Type Syncing
Lets take a look at this code
const classNamesMap = {
primary: "bg-blue-500 text-white",
secondary: "bg-gray-200 text-black",
success: "bg-green-500 text-white",
disabled: "bg-gray-500 text-white",
};
type ButtonProps = {
variant: 'primary' | 'secondary' | 'success' | 'disabled'
};
function Button = (props: ButtonProps) {
return (
<button className={classNamesMap[props.variant]}>
Click me
</button>
)
}
export default function Parent = {
return (
<>
<Button variant="primary"></Button>
<Button variant="secondary"></Button>
<Button variant="success"></Button>
</>
);
};
Lets break it down, we have a Javascript
object that is defining some styles that we can use as a variant for our buttons, below this we have our type buttonProps which has a union type in it with a bunch of different strings that we can use to determine the variant type.
Next we create our button component
export default function Button = (props: ButtonProps) {
return (
<button className={classNamesMap[props.variant]}>
Click me
</button>
)
}
Here we are passing our buttonProps type to the button component and then in the className we are using our styles javaScript object to map over the items and declare this as our variant styles.
Then we can call the Button in the parent and give it a variant type that we can use to define different styles.
This is super cool, but there is an issue. Typically in this kind of setup the types would be stored inside a types file, so what would happen if we want to add a new variant? Well we would have to go to our types file add the new type, then go to our styles object and add the new style, then finally we can use that new variant in the component.
Wouldn't it be awesome if TypeScript could give us some magic that would allow us to just add the new style and then the types are automatically inferred and we could just use them immediately without having to do that manual type update step?

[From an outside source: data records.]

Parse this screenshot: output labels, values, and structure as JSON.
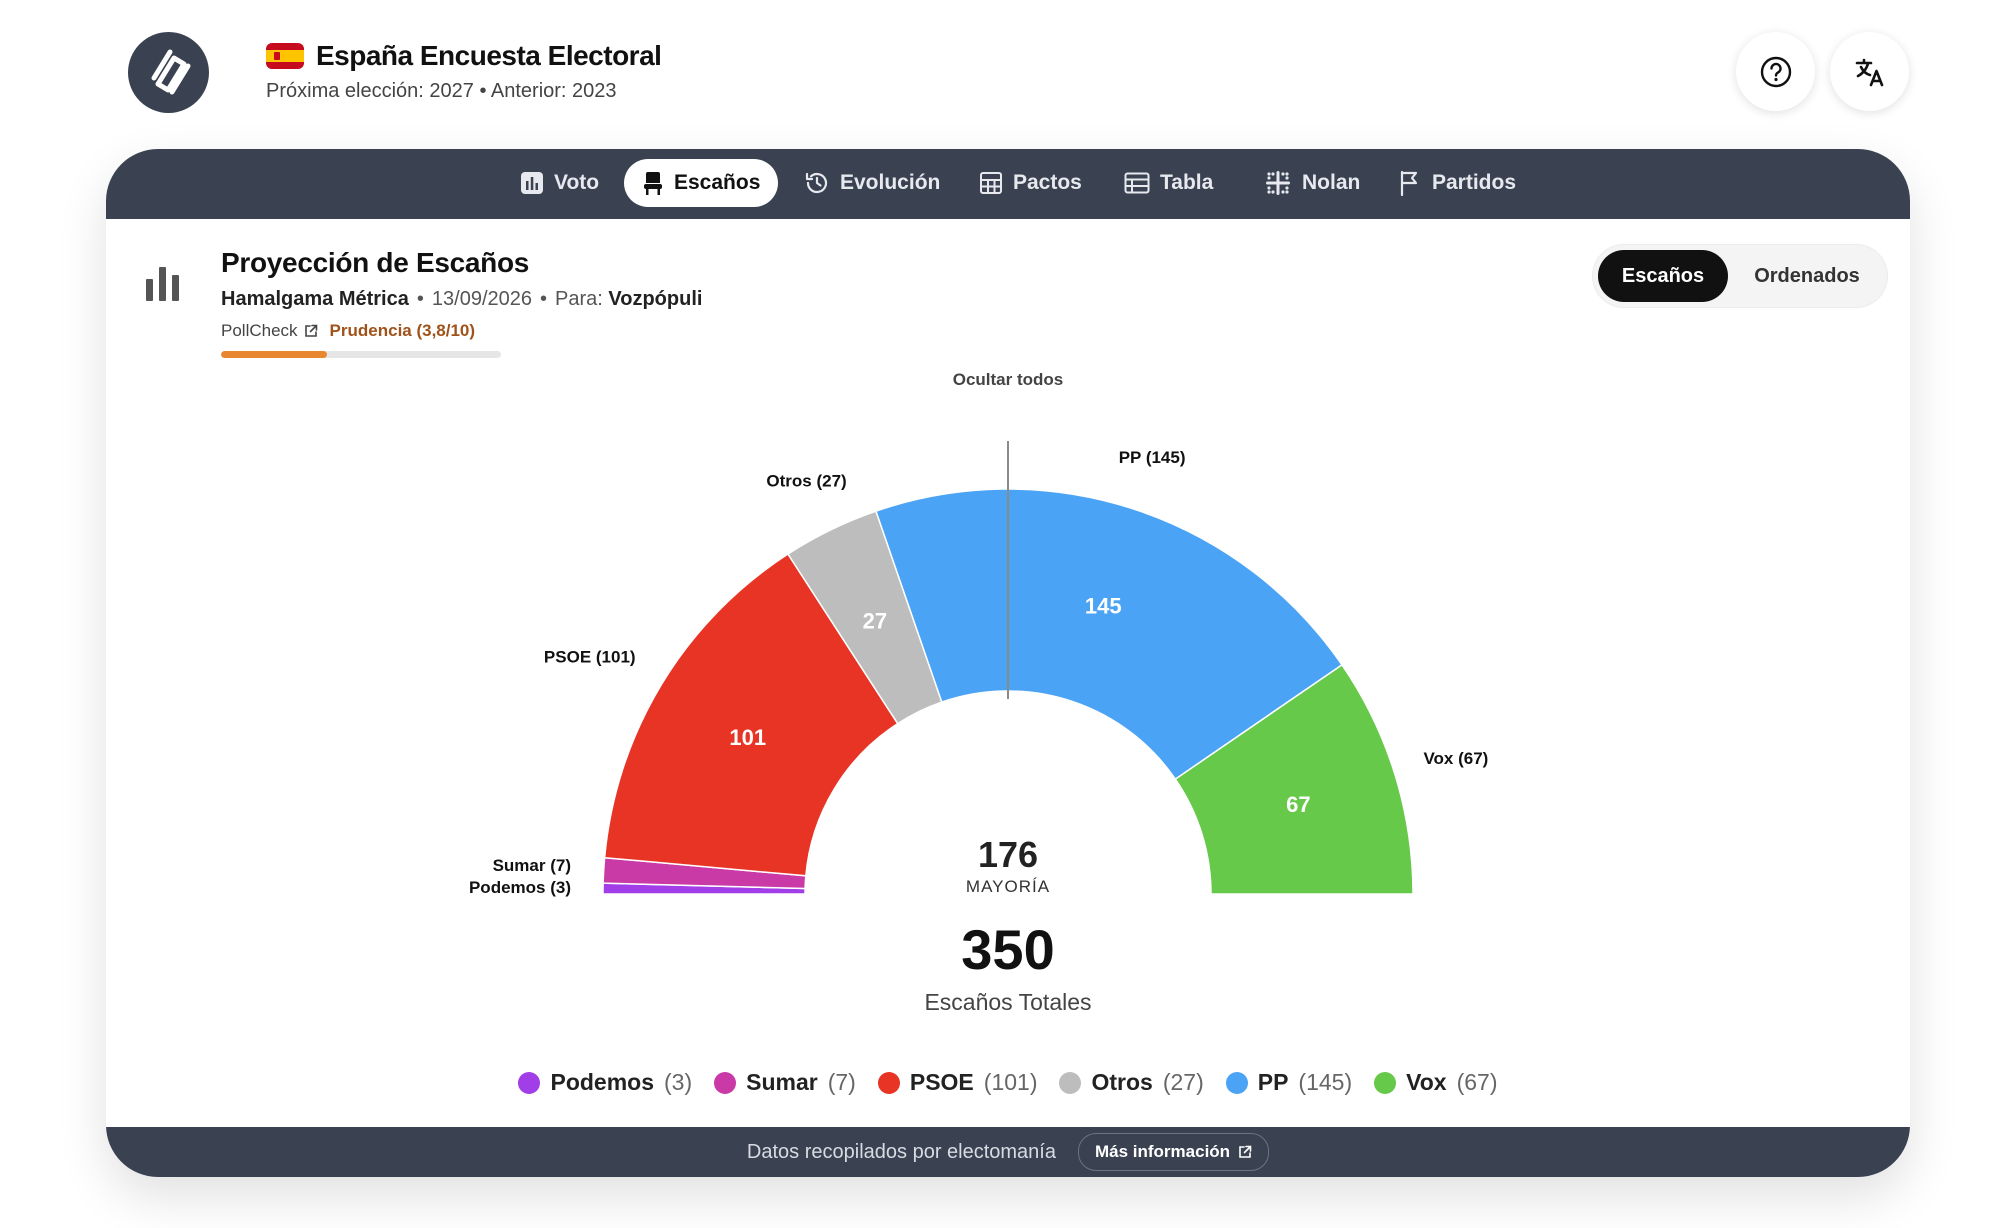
{
  "header": {
    "title": "España Encuesta Electoral",
    "subtitle": "Próxima elección: 2027 • Anterior: 2023",
    "help_icon": "help-circle-icon",
    "translate_icon": "translate-icon"
  },
  "nav": {
    "tabs": [
      {
        "label": "Voto",
        "icon": "bar-chart-icon",
        "active": false
      },
      {
        "label": "Escaños",
        "icon": "seat-icon",
        "active": true
      },
      {
        "label": "Evolución",
        "icon": "history-icon",
        "active": false
      },
      {
        "label": "Pactos",
        "icon": "calculator-icon",
        "active": false
      },
      {
        "label": "Tabla",
        "icon": "table-icon",
        "active": false
      },
      {
        "label": "Nolan",
        "icon": "grid-sparkle-icon",
        "active": false
      },
      {
        "label": "Partidos",
        "icon": "flag-icon",
        "active": false
      }
    ]
  },
  "content": {
    "title": "Proyección de Escaños",
    "pollster": "Hamalgama Métrica",
    "date": "13/09/2026",
    "for_label": "Para:",
    "client": "Vozpópuli",
    "pollcheck_label": "PollCheck",
    "prudencia_label": "Prudencia (3,8/10)",
    "prudencia_score": 0.38,
    "toggle": {
      "active": "Escaños",
      "inactive": "Ordenados"
    },
    "hide_all_label": "Ocultar todos"
  },
  "chart_data": {
    "type": "pie",
    "variant": "hemicycle",
    "total_seats": 350,
    "total_label": "Escaños Totales",
    "majority": 176,
    "majority_label": "MAYORÍA",
    "series": [
      {
        "name": "Podemos",
        "value": 3,
        "color": "#a23ee8",
        "label": "Podemos (3)"
      },
      {
        "name": "Sumar",
        "value": 7,
        "color": "#c93aa7",
        "label": "Sumar (7)"
      },
      {
        "name": "PSOE",
        "value": 101,
        "color": "#e83425",
        "label": "PSOE (101)"
      },
      {
        "name": "Otros",
        "value": 27,
        "color": "#bdbdbd",
        "label": "Otros (27)"
      },
      {
        "name": "PP",
        "value": 145,
        "color": "#4aa3f5",
        "label": "PP (145)"
      },
      {
        "name": "Vox",
        "value": 67,
        "color": "#66c94a",
        "label": "Vox (67)"
      }
    ],
    "legend_position": "bottom"
  },
  "footer": {
    "credit": "Datos recopilados por electomanía",
    "more_label": "Más información"
  }
}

Luckily for us, TypeScript can do just that, we can use the types of Keyof and Typeof to setup type syncing between our types and our styles, so how do we do that?
Type Syncing
Lets have a look at how we can set this up
Our classNamesMap object stays the same, but we are going to delete the union of variants and add a new type.
type ButtonProps = {
variant: 'primary' | 'secondary' | 'success' | 'disabled'
}
type ButtonProps = {
variant: keyof typeof classNamesMap
}
What we have done here is replaced the union with this weird looking type, lets break it down.
The Typeof
keyword is grabbing all of the types from our classNamesMap
and that would look like:
const classNamesMap: {
primary: string
secondary: string
success: string
disabled: string
}
So here we have all of the types of our styles and once we add the Keyof
keyword, that grabs all of the keys of the types, so these would be the primary, secondary etc. Something worth noting is that we can only use Keyof
before Typeof
, if we removed Typeof
we would get a type error because Keyof
only works on Types and classNamesMap
is a runtime object and not a type.
Essentially Typeof
takes our styles object and turns it into a type object, then we grab all of the keys from that newly created type and we now have our list of variants
variant: 'primary' | 'secondary' | 'success' | 'disabled'
This looks exactly like our union from the start of the blog, and it is, but now if we were to add a new style to our classNamesMap our variant type will now be able to infer the new key that is given to the object and turn that into our type variant and our styles are now synced.
Here is a quick example of what it would look like, we will add a new style called danger
const classNamesMap = {
primary: 'bg-blue-500 text-white',
secondary: 'bg-gray-200 text-black',
success: 'bg-green-500 text-white',
danger: 'bg-red-500 text-white',
disabled: 'bg-gray-500 text-white',
}
// type ButtonProps now has a new variant of danger
variant: 'primary' | 'secondary' | 'success' | 'danger' | 'disabled'
That's it! With this easy syntax we now have fully synced types and this makes the development experience way better.